BCB Thesis Seminar
Transcript assembly, quantification and differential alternative splicing detection from RNA-Seq
Electrical and Computer Engineering Department
Julie Dickerson, ECPE, Major Professor
Steven Cannon, Agronomy, Co-Major Professor
This dissertation is focused on improving RNA-Seq processing in terms of transcript assembly, transcript quantification and detection of differential alternative splicing. There are two major challenges of solving these three problems. The first is accurately deriving transcript-level expression values from RNA-Seq reads that often align ambiguously to a set of overlapping isoforms. To make matter worse, gene annotation tends to misguide transcript quantification as new transcripts are often discovered in new RNA-Seq experiments. The second challenge is accounting for intrinsic uncertainties or variabilities in RNA-Seq measurement when calling differential alternative splicing from multiple samples across two conditions. Those uncertainties include coverage bias and biological variations. Failing to account for these variabilities can lead to higher false positive rates.

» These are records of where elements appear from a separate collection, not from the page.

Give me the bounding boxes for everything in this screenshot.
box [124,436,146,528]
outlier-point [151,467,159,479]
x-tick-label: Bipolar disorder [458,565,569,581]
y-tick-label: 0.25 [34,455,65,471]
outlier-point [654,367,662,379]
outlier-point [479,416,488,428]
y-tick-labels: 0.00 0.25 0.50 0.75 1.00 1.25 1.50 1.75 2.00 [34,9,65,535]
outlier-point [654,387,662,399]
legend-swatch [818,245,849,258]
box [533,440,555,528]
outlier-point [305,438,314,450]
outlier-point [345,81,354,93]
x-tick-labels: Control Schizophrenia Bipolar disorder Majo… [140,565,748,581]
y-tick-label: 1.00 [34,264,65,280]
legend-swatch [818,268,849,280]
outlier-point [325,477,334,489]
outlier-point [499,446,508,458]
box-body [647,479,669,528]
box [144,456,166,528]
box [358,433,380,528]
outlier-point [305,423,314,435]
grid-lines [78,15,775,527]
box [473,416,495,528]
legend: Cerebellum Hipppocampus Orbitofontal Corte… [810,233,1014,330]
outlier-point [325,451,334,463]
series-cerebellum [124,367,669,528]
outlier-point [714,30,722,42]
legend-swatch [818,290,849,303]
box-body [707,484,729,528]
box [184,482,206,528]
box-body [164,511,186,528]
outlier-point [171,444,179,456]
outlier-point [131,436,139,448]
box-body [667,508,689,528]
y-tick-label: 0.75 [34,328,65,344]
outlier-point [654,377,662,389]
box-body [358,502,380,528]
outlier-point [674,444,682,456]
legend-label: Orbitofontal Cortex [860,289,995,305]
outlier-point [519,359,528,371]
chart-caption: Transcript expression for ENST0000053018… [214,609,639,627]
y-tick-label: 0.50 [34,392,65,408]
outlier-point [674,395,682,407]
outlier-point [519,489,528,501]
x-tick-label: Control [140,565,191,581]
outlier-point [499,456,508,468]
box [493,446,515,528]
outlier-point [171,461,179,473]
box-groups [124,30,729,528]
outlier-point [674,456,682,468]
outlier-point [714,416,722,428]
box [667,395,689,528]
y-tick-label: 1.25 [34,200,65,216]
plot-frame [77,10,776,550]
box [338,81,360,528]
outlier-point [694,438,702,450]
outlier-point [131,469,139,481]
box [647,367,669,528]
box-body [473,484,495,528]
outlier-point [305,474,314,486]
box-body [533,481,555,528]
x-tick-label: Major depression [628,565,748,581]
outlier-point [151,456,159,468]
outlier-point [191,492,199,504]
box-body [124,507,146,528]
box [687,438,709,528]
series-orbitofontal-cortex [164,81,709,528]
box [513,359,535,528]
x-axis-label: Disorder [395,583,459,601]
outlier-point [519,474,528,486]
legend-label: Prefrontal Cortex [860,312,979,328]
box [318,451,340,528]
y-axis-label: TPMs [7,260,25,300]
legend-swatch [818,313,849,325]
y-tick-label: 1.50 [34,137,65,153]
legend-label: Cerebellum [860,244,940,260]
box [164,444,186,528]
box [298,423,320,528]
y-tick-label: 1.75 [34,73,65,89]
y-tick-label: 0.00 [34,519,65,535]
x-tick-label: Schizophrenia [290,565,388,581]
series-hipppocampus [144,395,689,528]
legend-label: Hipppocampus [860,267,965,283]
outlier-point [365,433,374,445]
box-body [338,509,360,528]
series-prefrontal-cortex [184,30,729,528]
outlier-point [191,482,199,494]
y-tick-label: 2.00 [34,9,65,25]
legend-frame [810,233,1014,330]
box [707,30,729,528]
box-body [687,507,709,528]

To tackle the read assignment uncertainty challenge, we have developed a novel method called Strawberry. Strawberry assembles aligned RNA-Seq reads into transcripts using a constrained flow network algorithm. After the assembly, Strawberry uses a latent class model to assign reads to transcripts. These two steps use different optimization frameworks but utilize the same graph structure, which allows a highly efficient, expandable and accurate algorithm for dealing with large data. To infer differential alternative splicing, Strawberry extends the single sample quantification model by imposing a generalized linear model on the relative transcript proportions. To account for count overdispersion, Strawberry uses an empirical Bayesian hierarchical model. For coverage bias, Strawberry performs a bias correction step which borrows information across samples and genes before fitting the differential analysis model.
A series of simulated and real data are used to evaluate and benchmark Strawberry's result. Strawberry outperforms Cufflinks and StringTie in terms of both assembly and quantification accuracies. In terms of detecting differential alternative splicing, Strawberry also outperforms several state-of-the-art methods including DEXSeq, Cuffdiff 2 and DSGseq.